Thursday 27 February 2020

The Resilience of Nature

Rain battered container
The weather this February has been a challenge. Not only has it restricted access into the garden but the plants have also been challenged by everything the storms have brought to the Pennines; severe winds, exceptional rainfall and last night  snow. It also happens to be snowing as I write this entry, there is no doubt some Spring improvement in conditions will be most welcome. Of course there are many other regions of the UK completely submerged by flood waters. For the sake of those whose homes, land and businesses have been inundated let us hope for a let up in the weather sooner rather than later.

Baptism of fire for the new tree
Plants in the Pennine garden have to be selected to survive in hostile conditions. Wind, rain, snow and subzero temperatures will occur every year. But the unrelenting sequence of  bad weather has been daunting. The fact that nature is resilient is both a blessing and a wonder.

Hardy little Tete a Tete 
Resilience is also a more engineering-oriented, quantitative measure that is often used to assess the rate at which a system returns to equilibrium following disturbance.

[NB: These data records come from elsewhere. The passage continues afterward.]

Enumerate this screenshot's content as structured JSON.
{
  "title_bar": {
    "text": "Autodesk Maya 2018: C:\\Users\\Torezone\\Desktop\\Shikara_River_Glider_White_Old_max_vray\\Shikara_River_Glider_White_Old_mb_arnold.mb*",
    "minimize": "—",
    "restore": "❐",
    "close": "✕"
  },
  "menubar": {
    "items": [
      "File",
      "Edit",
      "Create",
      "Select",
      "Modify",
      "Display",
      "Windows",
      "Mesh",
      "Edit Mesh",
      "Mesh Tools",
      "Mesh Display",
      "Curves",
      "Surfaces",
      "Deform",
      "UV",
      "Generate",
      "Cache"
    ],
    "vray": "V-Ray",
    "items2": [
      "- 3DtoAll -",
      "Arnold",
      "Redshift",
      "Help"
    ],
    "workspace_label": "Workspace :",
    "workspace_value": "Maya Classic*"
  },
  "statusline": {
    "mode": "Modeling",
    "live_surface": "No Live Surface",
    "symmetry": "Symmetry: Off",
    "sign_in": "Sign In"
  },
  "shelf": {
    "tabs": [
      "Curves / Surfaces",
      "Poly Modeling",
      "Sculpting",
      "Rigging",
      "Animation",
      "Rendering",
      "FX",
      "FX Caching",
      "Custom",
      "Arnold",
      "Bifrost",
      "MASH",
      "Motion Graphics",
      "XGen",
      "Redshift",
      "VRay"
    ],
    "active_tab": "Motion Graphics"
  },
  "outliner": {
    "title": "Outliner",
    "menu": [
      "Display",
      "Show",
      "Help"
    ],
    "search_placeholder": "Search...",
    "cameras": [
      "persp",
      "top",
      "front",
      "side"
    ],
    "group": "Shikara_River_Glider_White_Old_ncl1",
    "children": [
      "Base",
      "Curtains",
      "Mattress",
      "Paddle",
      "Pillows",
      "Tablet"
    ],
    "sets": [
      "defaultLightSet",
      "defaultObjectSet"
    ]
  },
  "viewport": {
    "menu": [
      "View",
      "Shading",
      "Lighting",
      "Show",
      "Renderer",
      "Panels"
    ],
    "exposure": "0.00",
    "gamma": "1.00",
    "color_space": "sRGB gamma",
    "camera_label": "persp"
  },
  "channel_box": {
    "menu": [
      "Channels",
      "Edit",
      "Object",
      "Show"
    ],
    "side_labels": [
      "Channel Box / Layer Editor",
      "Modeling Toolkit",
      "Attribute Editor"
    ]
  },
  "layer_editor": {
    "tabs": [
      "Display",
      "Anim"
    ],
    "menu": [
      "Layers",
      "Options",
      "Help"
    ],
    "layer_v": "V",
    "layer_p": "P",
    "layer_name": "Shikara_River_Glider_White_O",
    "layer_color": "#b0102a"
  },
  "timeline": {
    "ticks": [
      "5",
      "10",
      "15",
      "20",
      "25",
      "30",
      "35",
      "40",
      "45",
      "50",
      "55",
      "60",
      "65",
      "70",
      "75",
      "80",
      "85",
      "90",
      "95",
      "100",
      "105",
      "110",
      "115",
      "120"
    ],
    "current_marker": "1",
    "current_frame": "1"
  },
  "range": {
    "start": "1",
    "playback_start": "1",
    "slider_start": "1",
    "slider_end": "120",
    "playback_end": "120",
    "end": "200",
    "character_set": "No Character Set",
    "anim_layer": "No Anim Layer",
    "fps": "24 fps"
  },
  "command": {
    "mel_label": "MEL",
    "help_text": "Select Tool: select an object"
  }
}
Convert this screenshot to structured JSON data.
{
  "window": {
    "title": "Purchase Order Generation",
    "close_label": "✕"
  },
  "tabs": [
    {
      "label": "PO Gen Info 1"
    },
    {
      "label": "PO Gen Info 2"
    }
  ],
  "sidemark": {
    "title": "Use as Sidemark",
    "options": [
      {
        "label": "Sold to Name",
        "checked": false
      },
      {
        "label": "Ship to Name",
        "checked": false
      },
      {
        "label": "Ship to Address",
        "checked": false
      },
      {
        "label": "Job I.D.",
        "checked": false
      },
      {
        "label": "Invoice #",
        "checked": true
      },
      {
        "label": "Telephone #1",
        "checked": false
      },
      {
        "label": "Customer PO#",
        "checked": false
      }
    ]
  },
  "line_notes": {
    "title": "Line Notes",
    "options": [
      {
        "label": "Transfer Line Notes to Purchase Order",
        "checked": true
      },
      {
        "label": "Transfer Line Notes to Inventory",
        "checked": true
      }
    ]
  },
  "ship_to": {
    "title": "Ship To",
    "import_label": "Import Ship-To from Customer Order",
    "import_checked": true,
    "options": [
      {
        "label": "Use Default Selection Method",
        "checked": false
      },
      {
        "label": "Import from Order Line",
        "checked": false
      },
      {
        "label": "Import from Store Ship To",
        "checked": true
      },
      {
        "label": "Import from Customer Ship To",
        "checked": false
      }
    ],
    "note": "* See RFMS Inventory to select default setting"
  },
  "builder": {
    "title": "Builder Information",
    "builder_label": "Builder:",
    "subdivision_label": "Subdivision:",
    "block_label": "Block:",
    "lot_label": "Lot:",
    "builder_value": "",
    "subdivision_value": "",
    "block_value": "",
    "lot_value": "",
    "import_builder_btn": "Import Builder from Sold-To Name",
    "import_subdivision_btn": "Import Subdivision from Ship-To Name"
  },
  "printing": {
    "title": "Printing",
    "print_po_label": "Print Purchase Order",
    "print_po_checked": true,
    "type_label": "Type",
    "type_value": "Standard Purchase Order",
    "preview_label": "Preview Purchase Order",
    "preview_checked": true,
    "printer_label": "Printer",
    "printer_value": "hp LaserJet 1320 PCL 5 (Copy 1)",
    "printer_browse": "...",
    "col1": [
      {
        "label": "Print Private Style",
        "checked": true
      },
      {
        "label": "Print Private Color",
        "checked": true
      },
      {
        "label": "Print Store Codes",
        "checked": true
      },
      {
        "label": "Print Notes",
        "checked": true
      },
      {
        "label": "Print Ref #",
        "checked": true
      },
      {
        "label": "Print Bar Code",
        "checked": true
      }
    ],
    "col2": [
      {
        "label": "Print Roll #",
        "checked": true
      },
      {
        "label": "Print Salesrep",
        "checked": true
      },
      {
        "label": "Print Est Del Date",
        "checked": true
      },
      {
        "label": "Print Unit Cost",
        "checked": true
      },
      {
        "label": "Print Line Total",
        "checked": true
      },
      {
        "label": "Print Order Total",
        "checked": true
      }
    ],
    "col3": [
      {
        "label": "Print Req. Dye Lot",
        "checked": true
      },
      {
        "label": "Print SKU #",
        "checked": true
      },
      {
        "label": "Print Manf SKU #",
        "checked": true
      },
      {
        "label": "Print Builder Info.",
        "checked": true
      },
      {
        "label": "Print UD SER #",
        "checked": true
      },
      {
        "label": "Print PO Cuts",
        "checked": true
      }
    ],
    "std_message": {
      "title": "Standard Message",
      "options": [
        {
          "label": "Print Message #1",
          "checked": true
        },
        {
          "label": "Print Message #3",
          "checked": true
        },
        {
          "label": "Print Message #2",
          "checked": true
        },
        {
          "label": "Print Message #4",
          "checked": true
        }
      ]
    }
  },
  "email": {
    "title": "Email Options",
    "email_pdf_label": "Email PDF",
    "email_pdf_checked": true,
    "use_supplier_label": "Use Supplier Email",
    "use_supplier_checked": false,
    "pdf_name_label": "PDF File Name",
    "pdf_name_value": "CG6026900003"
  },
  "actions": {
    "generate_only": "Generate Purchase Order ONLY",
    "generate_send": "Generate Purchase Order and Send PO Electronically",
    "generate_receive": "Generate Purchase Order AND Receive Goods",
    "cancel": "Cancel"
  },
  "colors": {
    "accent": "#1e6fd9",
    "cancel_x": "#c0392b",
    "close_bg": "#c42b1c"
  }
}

This view typically assumes that a system has equilibrium conditions and a single state to which that equilibrium applies. However, many ecological and social-ecological systems may spend more time out of equilibrium and in a number of possible (‘alternative stable’) states. With the changing climate patterns affecting the Pennine garden, we must realize and anticipate that these abnormal challenges are now the new normal. So we will adapt and embrace......

..... so why are Hecate and Mili hiding indoors?


What good is the warmth of summer, without the cold of winter to give it sweetness?